For a long time, Germany has been a bastion of quality and innovative black metal, whilst never in the spotlight in the way that the Norwegian, Swedish, French or even the newer Polish scene have been, innumerable bands have always been working diligently away offering superb works of black metal just behind the center stage; a continuation of the stereotype of precise and well executed German efficiency.
Chaos Invocation first came to my attention with their debut "In Bloodline with the Snake", an album that took the history of black metal and from that created something modern and non-nostalgic, the music is in a similar vein to Watain, Blaze of Perdition, and countrymen Ascension. Their debut had more of the hallmarks of 'traditional black metal' with tremolo riffs and old school blasts and with "Black Mirror Hours" (their sophomore release) their sound progressed to a more modern sound — a greater focus on chord riffing, mid-tempo and melodic passages. The only downfall is that none of their albums have ever engaged me enough to want to return to them after the first few listens of each album. They're never bad albums they just lack that certain special something.

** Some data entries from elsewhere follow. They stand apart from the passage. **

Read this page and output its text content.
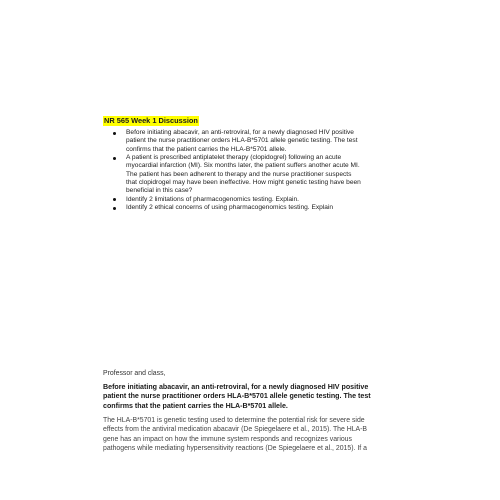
NR 565 Week 1 Discussion
Before initiating abacavir, an anti-retroviral, for a newly diagnosed HIV positive
patient the nurse practitioner orders HLA-B*5701 allele genetic testing. The test
confirms that the patient carries the HLA-B*5701 allele.
A patient is prescribed antiplatelet therapy (clopidogrel) following an acute
myocardial infarction (MI). Six months later, the patient suffers another acute MI.
The patient has been adherent to therapy and the nurse practitioner suspects
that clopidrogel may have been ineffective. How might genetic testing have been
beneficial in this case?
Identify 2 limitations of pharmacogenomics testing. Explain.
Identify 2 ethical concerns of using pharmacogenomics testing. Explain
Professor and class,
Before initiating abacavir, an anti-retroviral, for a newly diagnosed HIV positive
patient the nurse practitioner orders HLA-B*5701 allele genetic testing. The test
confirms that the patient carries the HLA-B*5701 allele.
The HLA-B*5701 is genetic testing used to determine the potential risk for severe side
effects from the antiviral medication abacavir (De Spiegelaere et al., 2015). The HLA-B
gene has an impact on how the immune system responds and recognizes various
pathogens while mediating hypersensitivity reactions (De Spiegelaere et al., 2015). If a
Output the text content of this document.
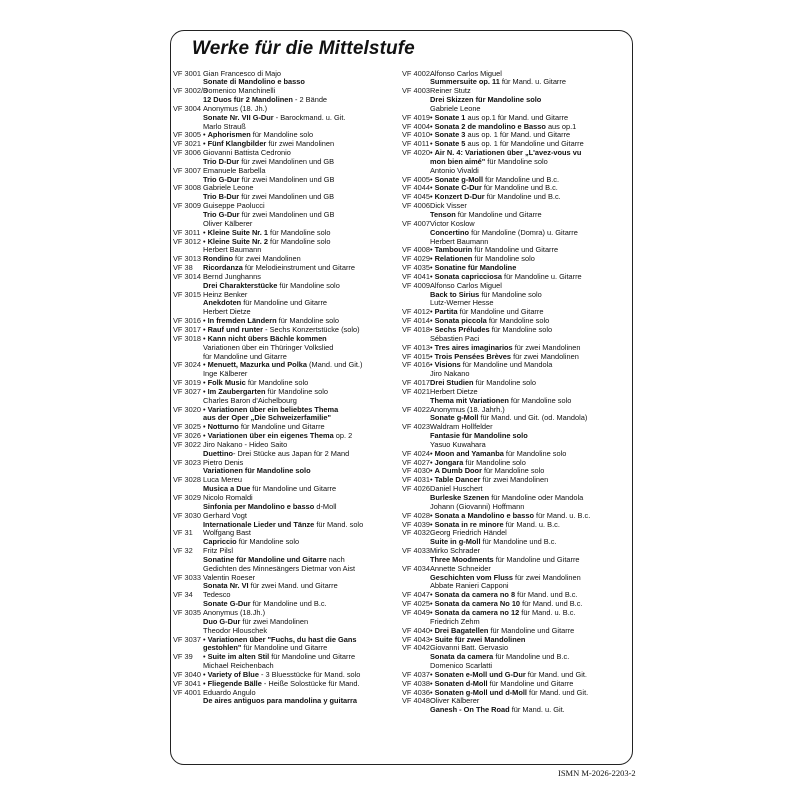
Werke für die Mittelstufe
VF 3001 Gian Francesco di Majo
Sonate di Mandolino e basso
VF 3002/3
Domenico Manchinelli
12 Duos für 2 Mandolinen - 2 Bände
VF 3004 Anonymus (18. Jh.)
Sonate Nr. VII G-Dur - Barockmand. u. Git.
Marlo Strauß
VF 3005 • Aphorismen für Mandoline solo
VF 3021 • Fünf Klangbilder für zwei Mandolinen
VF 3006 Giovanni Battista Cedronio
Trio D-Dur für zwei Mandolinen und GB
VF 3007 Emanuele Barbella
Trio G-Dur für zwei Mandolinen und GB
VF 3008 Gabriele Leone
Trio B-Dur für zwei Mandolinen und GB
VF 3009 Guiseppe Paolucci
Trio G-Dur für zwei Mandolinen und GB
Oliver Kälberer
VF 3011 • Kleine Suite Nr. 1 für Mandoline solo
VF 3012 • Kleine Suite Nr. 2 für Mandoline solo
Herbert Baumann
VF 3013 Rondino für zwei Mandolinen
VF 38	Ricordanza für Melodieinstrument und Gitarre
VF 3014 Bernd Junghanns
Drei Charakterstücke für Mandoline solo
VF 3015 Heinz Benker
Anekdoten für Mandoline und Gitarre
Herbert Dietze
VF 3016 • In fremden Ländern für Mandoline solo
VF 3017 • Rauf und runter - Sechs Konzertstücke (solo)
VF 3018 • Kann nicht übers Bächle kommen
Variationen über ein Thüringer Volkslied
für Mandoline und Gitarre
VF 3024 • Menuett, Mazurka und Polka (Mand. und Git.)
Inge Kälberer
VF 3019 • Folk Music für Mandoline solo
VF 3027 • Im Zaubergarten für Mandoline solo
Charles Baron d'Aichelbourg
VF 3020 • Variationen über ein beliebtes Thema
aus der Oper „Die Schweizerfamilie"
VF 3025 • Notturno für Mandoline und Gitarre
VF 3026 • Variationen über ein eigenes Thema op. 2
VF 3022 Jiro Nakano - Hideo Saito
Duettino- Drei Stücke aus Japan für 2 Mand
VF 3023 Pietro Denis
Variationen für Mandoline solo
VF 3028 Luca Mereu
Musica a Due für Mandoline und Gitarre
VF 3029 Nicolo Romaldi
Sinfonia per Mandolino e basso d-Moll
VF 3030 Gerhard Vogt
Internationale Lieder und Tänze für Mand. solo
VF 31	Wolfgang Bast
Capriccio für Mandoline solo
VF 32	Fritz Pilsl
Sonatine für Mandoline und Gitarre nach
Gedichten des Minnesängers Dietmar von Aist
VF 3033 Valentin Roeser
Sonata Nr. VI für zwei Mand. und Gitarre
VF 34	Tedesco
Sonate G-Dur für Mandoline und B.c.
VF 3035 Anonymus (18.Jh.)
Duo G-Dur für zwei Mandolinen
Theodor Hlouschek
VF 3037 • Variationen über "Fuchs, du hast die Gans
gestohlen" für Mandoline und Gitarre
VF 39	• Suite im alten Stil für Mandoline und Gitarre
Michael Reichenbach
VF 3040 • Variety of Blue - 3 Bluesstücke für Mand. solo
VF 3041 • Fliegende Bälle - Heiße Solostücke für Mand.
VF 4001 Eduardo Angulo
De aires antiguos para mandolina y guitarra
VF 4002 Alfonso Carlos Miguel
Summersuite op. 11 für Mand. u. Gitarre
VF 4003 Reiner Stutz
Drei Skizzen für Mandoline solo
Gabriele Leone
VF 4019 • Sonate 1 aus op.1 für Mand. und Gitarre
VF 4004 • Sonata 2 de mandolino e Basso aus op.1
VF 4010 • Sonate 3 aus op. 1 für Mand. und Gitarre
VF 4011 • Sonate 5 aus op. 1 für Mandoline und Gitarre
VF 4020 • Air N. 4: Variationen über „L'avez-vous vu
mon bien aimé" für Mandoline solo
Antonio Vivaldi
VF 4005 • Sonate g-Moll für Mandoline und B.c.
VF 4044 • Sonate C-Dur für Mandoline und B.c.
VF 4045 • Konzert D-Dur für Mandoline und B.c.
VF 4006 Dick Visser
Tenson für Mandoline und Gitarre
VF 4007 Victor Koslow
Concertino für Mandoline (Domra) u. Gitarre
Herbert Baumann
VF 4008 • Tambourin für Mandoline und Gitarre
VF 4029 • Relationen für Mandoline solo
VF 4035 • Sonatine für Mandoline
VF 4041 • Sonata capricciosa für Mandoline u. Gitarre
VF 4009 Alfonso Carlos Miguel
Back to Sirius für Mandoline solo
Lutz-Werner Hesse
VF 4012 • Partita für Mandoline und Gitarre
VF 4014 • Sonata piccola für Mandoline solo
VF 4018 • Sechs Préludes für Mandoline solo
Sébastien Paci
VF 4013 • Tres aires imaginarios für zwei Mandolinen
VF 4015 • Trois Pensées Brèves für zwei Mandolinen
VF 4016 • Visions für Mandoline und Mandola
Jiro Nakano
VF 4017 Drei Studien für Mandoline solo
VF 4021 Herbert Dietze
Thema mit Variationen für Mandoline solo
VF 4022 Anonymus (18. Jahrh.)
Sonate g-Moll für Mand. und Git. (od. Mandola)
VF 4023 Waldram Hollfelder
Fantasie für Mandoline solo
Yasuo Kuwahara
VF 4024 • Moon and Yamanba für Mandoline solo
VF 4027 • Jongara für Mandoline solo
VF 4030 • A Dumb Door für Mandoline solo
VF 4031 • Table Dancer für zwei Mandolinen
VF 4026 Daniel Huschert
Burleske Szenen für Mandoline oder Mandola
Johann (Giovanni) Hoffmann
VF 4028 • Sonata a Mandolino e basso für Mand. u. B.c.
VF 4039 • Sonata in re minore für Mand. u. B.c.
VF 4032 Georg Friedrich Händel
Suite in g-Moll für Mandoline und B.c.
VF 4033 Mirko Schrader
Three Moodments für Mandoline und Gitarre
VF 4034 Annette Schneider
Geschichten vom Fluss für zwei Mandolinen
Abbate Ranieri Capponi
VF 4047 • Sonata da camera no 8 für Mand. und B.c.
VF 4025 • Sonata da camera No 10 für Mand. und B.c.
VF 4049 • Sonata da camera no 12 für Mand. u. B.c.
Friedrich Zehm
VF 4040 • Drei Bagatellen für Mandoline und Gitarre
VF 4043 • Suite für zwei Mandolinen
VF 4042 Giovanni Batt. Gervasio
Sonata da camera für Mandoline und B.c.
Domenico Scarlatti
VF 4037 • Sonaten e-Moll und G-Dur für Mand. und Git.
VF 4038 • Sonaten d-Moll für Mandoline und Gitarre
VF 4036 • Sonaten g-Moll und d-Moll für Mand. und Git.
VF 4048 Oliver Kälberer
Ganesh - On The Road für Mand. u. Git.
ISMN M-2026-2203-2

"Reaping Season, Bloodshed Beyond" continues this trend, despite being fully competent and well executed there is little happening that ensures this will be an album in my heavy rotation… or even one I'll return to every few months. Musically it is a continuation of the formula presented in "Black Mirror Hours", similar to Ascension and Shrine of Insanabilis most recent albums and without a doubt, Watain. I do wonder at what point Watain became the new standard for black metal, it seems far too many bands these days echo the feel of "Sworn to the Dark" & "Lawless Darkness" era Watain, perhaps it's just the fact that Watain were the first to really understand how to condense the 20 odd years of black metal's sound into something for a new era, and other bands have also cracked that code just later than Erik and co. did, it does beg the question though that if that's the case how are there so few progenitors of newer sounding black metal, one would have expected more unique interpretations of classic black metal than just the likes of (to name a few) Deathspell Omega, Aosoth, Mgla, Spektr, and Aborym. I understand the weight of influence and inspiration from bands that one enjoys, yet one would hope that originality and innovation can overcome the shackles of an obsession of idols.
One quote that always stuck with me from reading an interview (the only one) with Deathspell Omega who quoted Dantec [a French-born Canadian science fiction writer and musician Maurice Georges Dantec — Noizr] 'true art is cruel by definition', it resonated with me, I have always viewed Black Metal as being a genre that should challenge the listener and at all costs should strive to do something new (even if it's a perfection/re-imagining of old values), with this album Chaos Invocation do nothing to challenge me, I could put on so many albums from the past 5 years and it would be a struggle for someone to tell the differences in the bands/albums.
"Reaping Season, Bloodshed Beyond" achieves on a base musical level, it has riffs, pounding drums, melodic passages, howled vocals and stellar production — on paper it works but it lacks in vision, I'm sure that it will tick boxes for many who want more modern black metal tone, that sounds more advanced and aggressive (mostly achieved through the darker and denser sonority) than the ever pervasive 'Norsecore' and more sanitized versions of black metal that are out there at the moment (*cough* Tribulation *cough*). It's a filler album until something else gets released and I guess I could think of way worse albums to use as a filler.